WASHINGTON -- Reports of tick bites and Lyme disease are on the rise in the D.C. area. And one scientist wants to track the severity of the threat for his Montgomery County neighbors.

Dr. Ahmed Kilani is an expert in infectious diseases. So when two of his neighbors got Lyme disease after they were bit in a Montgomery County backyard, he wanted to find out how bad the tick infestation was.

"We know there are ticks in the neighborhood. We just don't know how dense the tick population is," Kilani says.
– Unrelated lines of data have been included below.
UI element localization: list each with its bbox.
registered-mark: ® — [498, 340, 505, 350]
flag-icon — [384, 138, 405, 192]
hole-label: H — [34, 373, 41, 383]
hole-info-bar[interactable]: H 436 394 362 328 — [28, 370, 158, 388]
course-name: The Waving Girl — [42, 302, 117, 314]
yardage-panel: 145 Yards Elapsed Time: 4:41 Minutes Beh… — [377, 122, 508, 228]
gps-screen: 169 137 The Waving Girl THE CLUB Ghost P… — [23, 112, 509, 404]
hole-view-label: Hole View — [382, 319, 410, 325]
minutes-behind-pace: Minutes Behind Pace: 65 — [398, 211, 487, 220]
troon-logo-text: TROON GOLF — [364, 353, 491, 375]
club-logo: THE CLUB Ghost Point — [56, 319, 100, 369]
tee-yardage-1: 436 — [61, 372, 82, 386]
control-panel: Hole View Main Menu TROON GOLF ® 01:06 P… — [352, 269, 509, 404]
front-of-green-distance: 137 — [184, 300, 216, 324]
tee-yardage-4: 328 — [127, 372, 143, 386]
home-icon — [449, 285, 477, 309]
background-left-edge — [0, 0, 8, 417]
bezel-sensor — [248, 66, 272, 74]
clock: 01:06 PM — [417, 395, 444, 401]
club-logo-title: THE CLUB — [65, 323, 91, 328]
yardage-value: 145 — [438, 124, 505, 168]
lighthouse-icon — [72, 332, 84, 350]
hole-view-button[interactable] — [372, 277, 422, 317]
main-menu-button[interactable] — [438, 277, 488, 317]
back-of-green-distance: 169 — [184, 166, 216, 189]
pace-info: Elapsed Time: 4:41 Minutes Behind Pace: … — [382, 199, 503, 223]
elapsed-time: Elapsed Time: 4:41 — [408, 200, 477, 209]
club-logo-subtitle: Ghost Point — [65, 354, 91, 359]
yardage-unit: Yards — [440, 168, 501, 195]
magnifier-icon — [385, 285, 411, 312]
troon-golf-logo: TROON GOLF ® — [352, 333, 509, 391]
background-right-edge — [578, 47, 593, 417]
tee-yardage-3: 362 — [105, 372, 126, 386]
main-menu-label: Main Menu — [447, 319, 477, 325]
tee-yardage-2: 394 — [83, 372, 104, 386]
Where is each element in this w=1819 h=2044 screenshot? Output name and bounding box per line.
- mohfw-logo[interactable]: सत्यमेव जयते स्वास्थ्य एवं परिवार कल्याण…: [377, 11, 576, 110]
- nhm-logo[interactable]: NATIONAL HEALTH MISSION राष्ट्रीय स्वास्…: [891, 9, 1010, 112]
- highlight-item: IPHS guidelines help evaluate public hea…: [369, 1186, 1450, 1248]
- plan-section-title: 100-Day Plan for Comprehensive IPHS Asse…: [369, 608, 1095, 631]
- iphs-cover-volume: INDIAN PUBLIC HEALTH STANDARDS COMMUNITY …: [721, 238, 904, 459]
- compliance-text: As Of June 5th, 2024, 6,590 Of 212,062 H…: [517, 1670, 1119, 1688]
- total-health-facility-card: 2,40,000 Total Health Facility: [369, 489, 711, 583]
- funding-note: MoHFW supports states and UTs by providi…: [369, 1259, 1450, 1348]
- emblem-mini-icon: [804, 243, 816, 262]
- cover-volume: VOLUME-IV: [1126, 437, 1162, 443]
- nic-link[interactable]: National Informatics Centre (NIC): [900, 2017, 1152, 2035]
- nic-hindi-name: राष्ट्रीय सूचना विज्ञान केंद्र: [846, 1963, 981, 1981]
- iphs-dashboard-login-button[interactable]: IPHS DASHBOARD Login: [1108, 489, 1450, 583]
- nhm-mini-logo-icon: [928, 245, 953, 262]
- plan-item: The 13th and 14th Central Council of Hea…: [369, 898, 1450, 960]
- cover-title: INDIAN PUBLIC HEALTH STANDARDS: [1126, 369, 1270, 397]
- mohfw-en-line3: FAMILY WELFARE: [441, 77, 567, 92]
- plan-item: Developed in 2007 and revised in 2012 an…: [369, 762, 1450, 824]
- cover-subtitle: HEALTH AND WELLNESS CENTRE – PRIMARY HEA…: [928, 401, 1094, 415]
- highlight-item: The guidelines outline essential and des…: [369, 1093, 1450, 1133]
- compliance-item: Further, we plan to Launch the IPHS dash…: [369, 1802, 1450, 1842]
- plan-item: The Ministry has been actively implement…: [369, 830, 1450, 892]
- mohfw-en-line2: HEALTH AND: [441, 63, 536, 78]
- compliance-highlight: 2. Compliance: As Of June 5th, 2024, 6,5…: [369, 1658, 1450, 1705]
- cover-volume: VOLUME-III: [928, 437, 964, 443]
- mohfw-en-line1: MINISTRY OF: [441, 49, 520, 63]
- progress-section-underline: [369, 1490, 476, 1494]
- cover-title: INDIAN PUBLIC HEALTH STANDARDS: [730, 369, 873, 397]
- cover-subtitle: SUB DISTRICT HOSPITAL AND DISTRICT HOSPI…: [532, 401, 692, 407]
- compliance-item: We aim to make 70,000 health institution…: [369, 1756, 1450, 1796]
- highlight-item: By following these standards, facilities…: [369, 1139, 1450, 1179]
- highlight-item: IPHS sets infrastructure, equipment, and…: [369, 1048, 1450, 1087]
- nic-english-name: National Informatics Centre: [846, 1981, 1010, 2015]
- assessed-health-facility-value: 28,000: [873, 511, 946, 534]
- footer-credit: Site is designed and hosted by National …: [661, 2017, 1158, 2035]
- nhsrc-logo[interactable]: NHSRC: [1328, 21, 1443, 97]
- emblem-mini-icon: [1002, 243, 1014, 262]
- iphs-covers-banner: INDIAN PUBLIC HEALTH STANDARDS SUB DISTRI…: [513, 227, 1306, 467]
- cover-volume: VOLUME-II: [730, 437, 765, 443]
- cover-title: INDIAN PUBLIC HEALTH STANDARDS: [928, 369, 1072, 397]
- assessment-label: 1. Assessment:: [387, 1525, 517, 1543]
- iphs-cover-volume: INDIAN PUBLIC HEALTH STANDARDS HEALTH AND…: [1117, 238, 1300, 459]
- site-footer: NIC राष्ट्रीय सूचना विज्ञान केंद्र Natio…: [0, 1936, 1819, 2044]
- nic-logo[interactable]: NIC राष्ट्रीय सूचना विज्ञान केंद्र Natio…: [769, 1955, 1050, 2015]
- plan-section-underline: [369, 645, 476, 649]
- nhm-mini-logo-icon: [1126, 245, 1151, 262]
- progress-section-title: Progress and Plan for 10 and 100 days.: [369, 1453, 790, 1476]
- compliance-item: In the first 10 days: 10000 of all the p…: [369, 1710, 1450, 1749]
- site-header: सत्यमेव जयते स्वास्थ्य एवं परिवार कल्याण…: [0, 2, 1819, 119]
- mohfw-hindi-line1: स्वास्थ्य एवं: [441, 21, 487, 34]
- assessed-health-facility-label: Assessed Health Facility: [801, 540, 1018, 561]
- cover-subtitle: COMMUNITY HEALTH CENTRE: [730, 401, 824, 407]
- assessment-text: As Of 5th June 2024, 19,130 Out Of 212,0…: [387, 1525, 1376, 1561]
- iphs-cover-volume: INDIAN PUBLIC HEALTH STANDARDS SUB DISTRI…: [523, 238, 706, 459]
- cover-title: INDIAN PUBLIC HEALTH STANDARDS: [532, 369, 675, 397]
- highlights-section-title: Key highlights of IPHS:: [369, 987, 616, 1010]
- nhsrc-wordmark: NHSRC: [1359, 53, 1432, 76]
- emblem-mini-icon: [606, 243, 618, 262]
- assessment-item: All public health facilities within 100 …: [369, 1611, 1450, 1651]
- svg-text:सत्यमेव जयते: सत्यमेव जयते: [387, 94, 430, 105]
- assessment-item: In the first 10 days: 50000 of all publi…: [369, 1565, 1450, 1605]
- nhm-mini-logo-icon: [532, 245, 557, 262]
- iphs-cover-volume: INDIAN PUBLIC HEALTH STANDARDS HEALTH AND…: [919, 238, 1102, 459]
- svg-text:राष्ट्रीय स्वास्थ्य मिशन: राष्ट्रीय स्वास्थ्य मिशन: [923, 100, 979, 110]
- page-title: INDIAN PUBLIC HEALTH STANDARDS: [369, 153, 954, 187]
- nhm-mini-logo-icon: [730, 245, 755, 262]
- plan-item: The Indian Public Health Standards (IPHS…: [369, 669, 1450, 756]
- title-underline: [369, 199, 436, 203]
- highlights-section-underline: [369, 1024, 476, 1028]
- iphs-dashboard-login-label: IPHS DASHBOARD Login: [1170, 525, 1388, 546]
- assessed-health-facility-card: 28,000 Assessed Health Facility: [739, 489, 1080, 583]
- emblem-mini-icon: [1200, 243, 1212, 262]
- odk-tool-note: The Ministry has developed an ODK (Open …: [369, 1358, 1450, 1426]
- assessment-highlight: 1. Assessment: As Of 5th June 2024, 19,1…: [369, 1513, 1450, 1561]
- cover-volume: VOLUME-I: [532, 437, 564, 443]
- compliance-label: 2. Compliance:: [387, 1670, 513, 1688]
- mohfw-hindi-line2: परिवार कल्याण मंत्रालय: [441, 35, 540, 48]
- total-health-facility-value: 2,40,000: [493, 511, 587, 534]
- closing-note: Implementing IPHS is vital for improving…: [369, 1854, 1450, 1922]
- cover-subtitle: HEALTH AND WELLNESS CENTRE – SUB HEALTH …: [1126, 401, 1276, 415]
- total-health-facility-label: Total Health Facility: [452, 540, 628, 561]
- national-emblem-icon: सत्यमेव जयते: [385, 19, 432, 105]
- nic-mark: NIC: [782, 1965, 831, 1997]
He is tracking the ticks in Gaithersburg, Maryland, by collecting them from 15 hot zones -- also known as high grass areas -- around Quince Orchard Park and testing them for three common pathogens.

"The whole purpose of the project is to help our neighbors and the City of Gaithersburg to learn more about ticks and avoid ticks," he says.

Kilani plans to post his findings in the community center, and asked the city to post signs around the park if infectious testing comes back positive.

"If we find a combination of a high number of ticks and infected ticks, this will raise alarm that it's a dangerous area and people should stay away from it," he says.